The origins of a concern with compliance, from a behavioral approach, can be traced to sociolegal, regulatory, and economic research that developed as an alternative to the traditional control-and-command regimes, known as enforced self-regulation, which drew upon the coercive power of the state and the internal control mechanisms of organizations. It was a mode of regulation implemented via a compliance program. The rationale is that, while a person may be deterred from breaching the law by the promulgation of an appropriate regulation, this will not be absolutely reliable in preventing violations. Instead, it is through structuring a program of compliance that the person will be persuaded not to break the law in the first place.

According to the Organization for Economic Cooperation and Development (OECD), compliance focuses on target populations of regulation, the extent to which they comply with regulation, and why they do so. Compliance may be seen as obedience by a target population such as organizational managers to regulatory rules or government policy objectives. Thus, compliance requires management actively to lead and partake in the responsibility of ensuring individuals and organizations do comply with various laws and regulations.
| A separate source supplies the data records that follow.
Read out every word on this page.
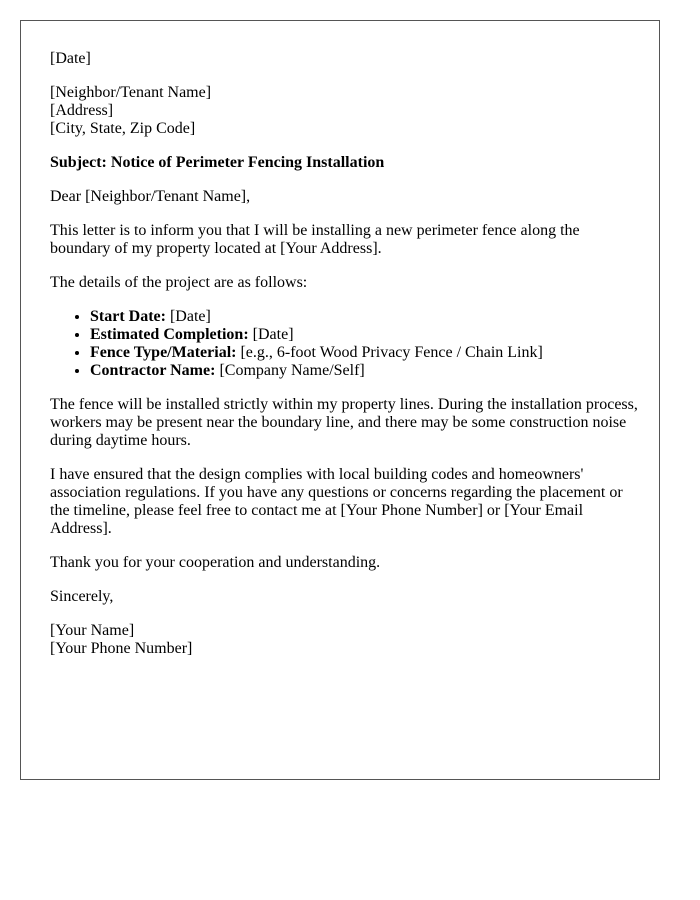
[Date]

[Neighbor/Tenant Name]
[Address]
[City, State, Zip Code]

Subject: Notice of Perimeter Fencing Installation

Dear [Neighbor/Tenant Name],

This letter is to inform you that I will be installing a new perimeter fence along the boundary of my property located at [Your Address].

The details of the project are as follows:

• Start Date: [Date]
• Estimated Completion: [Date]
• Fence Type/Material: [e.g., 6-foot Wood Privacy Fence / Chain Link]
• Contractor Name: [Company Name/Self]

The fence will be installed strictly within my property lines. During the installation process, workers may be present near the boundary line, and there may be some construction noise during daytime hours.

I have ensured that the design complies with local building codes and homeowners' association regulations. If you have any questions or concerns regarding the placement or the timeline, please feel free to contact me at [Your Phone Number] or [Your Email Address].

Thank you for your cooperation and understanding.

Sincerely,

[Your Name]
[Your Phone Number]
Parker, Braithwaite, and Stepanenko argue that the dominant theme of compliance research over the past two decades has been the regulatory mix of punishment and persuasion. The Australian Law Reform Commission noted that regulators' approaches to enforcement will vary according to mitigating factors: While some might call for more interventionists and harsher treatments, others will call for preventive measures that have a greater focus on securing compliance via education, cooperation, negotiation, and conciliation. Similarly, there is an economic rationale to facilitate a competitive market that supports the notion of a targeted and less interventionist policy that will also safeguard property rights.

The New South Wales Law Reform Commission recommended in a recent report on sentencing corporate offenders that a court should have to take into account as a mitigating factor whether the corporation, at the time of the offense, had in place an active compliance program to prevent crime and detect crimes being committed. Furthermore, it should be an offense for individuals to impede compliance. The Australian Law Reform Commission report on sentencing of federal offenders adopted a similar view.

Standards Australia proposed that organizations should develop systems and codes. In addition, they should establish an internal compliance handling, reporting, and record-keeping regimen. Organizations should also maintain compliance with the training of personnel, active monitoring of any breaches, and reviewing program effectiveness. Such adherence to compliance requirements is clearly not only a form of normative socialization and signaling, but can also act as an effective insurance policy for an organization against malfeasance by any of its officers.